The Post Office has agreed to compensate a former Alderley Edge subpostmaster who has been fighting to clear his name, which he says has been dragged through the mud, after being falsely accused of theft.
Scott Darlington was subpostmaster in the village from 2005 to 2010 before losing his job and being prosecuted for a shortfall.
He told alderleyedge.com "A discrepancy occurred in 2008 of £1700 which I had to pay back although I knew something wasn't right. Later on that year larger discrepancies occurred until Jan 2009 when I was audited, suspended and subsequently terminated. It was an absolute nightmare to say the least. I was given a 3 month prison sentence suspended for 2 years."
Along with hundreds of other subpostmasters from across the UK, whose financial records showed shortfalls of varying sums, Mr Darlington joined the legal action against Post Office Limited.
The Justice for Subpostmasters Alliance (JFSA) argued that this was due to problems with the Horizon IT system used in the subpostoffices, which was responsible for the accounts.
Following a long-running legal battle in the High Court and several days of mediation, The Post Office, who refused to accept responsibility for the flaws in its Horizon system and properly investigate alleged shortfalls, agreed to pay £58 million compensation to hundreds of subpostmasters who they wrongly accused of theft or fraud.
Whilst some of the subpostmasters were asked to make up the shortfalls, which ran into tens of thousands of pounds for some, others had criminal charges brought against them, had to pay fines and were sent to jail.
Speaking to alderleyedge.com in 2017, Scott Darlington said "This had untold consequences for me. I could not find a job for 3 and a half years. I almost lost my house. I suffered depression etc I was living off virtually no money during this time. I was headline news in the Manchester Evening News and Macclesfield Express.

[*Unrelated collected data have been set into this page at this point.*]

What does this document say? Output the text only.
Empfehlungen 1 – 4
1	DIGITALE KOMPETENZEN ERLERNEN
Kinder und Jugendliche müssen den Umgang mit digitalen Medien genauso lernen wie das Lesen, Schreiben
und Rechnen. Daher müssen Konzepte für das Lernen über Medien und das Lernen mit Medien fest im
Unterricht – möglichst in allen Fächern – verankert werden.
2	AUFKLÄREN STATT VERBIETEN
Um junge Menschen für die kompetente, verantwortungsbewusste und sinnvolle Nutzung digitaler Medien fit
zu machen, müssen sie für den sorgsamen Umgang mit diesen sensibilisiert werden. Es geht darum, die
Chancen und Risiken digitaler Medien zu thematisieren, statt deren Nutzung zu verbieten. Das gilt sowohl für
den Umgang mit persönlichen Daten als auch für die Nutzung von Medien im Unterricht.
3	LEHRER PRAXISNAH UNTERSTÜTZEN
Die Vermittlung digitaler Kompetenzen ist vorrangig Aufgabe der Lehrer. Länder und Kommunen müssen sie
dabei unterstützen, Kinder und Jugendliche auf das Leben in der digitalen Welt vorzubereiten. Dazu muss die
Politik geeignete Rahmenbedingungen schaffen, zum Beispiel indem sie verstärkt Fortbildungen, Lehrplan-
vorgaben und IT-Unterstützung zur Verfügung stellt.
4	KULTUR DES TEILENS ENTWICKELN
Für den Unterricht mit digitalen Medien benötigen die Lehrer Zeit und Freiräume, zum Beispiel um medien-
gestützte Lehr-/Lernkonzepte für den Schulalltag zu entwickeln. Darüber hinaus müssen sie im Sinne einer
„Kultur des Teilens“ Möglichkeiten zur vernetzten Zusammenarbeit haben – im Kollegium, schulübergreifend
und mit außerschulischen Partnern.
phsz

"I felt everybody in Alderley believed I had been stealing and was so embarrassed by that. I am now living in Bollington and working at last. But this nightmare has continued for 9 years and is finally coming to a conclusion."
Post Office Chairman, Tim Parker, said: "We are grateful to the claimants for taking part in this mediation and agreeing a settlement, bringing the Group Litigation to a close. I am grateful to Nick Read for his important engagement in the mediation process. We accept that, in the past, we got things wrong in our dealings with a number of postmasters and we look forward to moving ahead now, with our new CEO currently leading a major overhaul of our engagement and relationship with postmasters."
Nick Read commented: "I am very pleased we have been able to find a resolution to this longstanding dispute. Our business needs to take on board some important lessons about the way we work with postmasters, and I am determined that it will do so.
"We are committed to a reset in our relationship with postmasters, placing them alongside our customers at the centre of our business. As we agree to close this difficult chapter, we look forward to continuing the hard work ahead of us in shaping a modern and dynamic Post Office, serving customers in a genuine commercial partnership with postmasters, for the benefit of communities across the UK."
Alan Bates of the Justice for Subpostmasters Alliance (JFSA), which took the case said "The Steering Committee would like to thank Nick Read, the new CEO of Post Office, for his leadership, engagement and determination in helping to reach a settlement of this long running dispute. During the mediation, it became clear that he intends to reset the relationship between the Post Office and its Subpostmasters and put in place new processes and support for them, as part of a wider programme of improvements. It would seem that from the positive discussions with Post Office's new CEO, Nick Read, that there is a genuine desire to move on from these legacy issues and learn lessons from the past."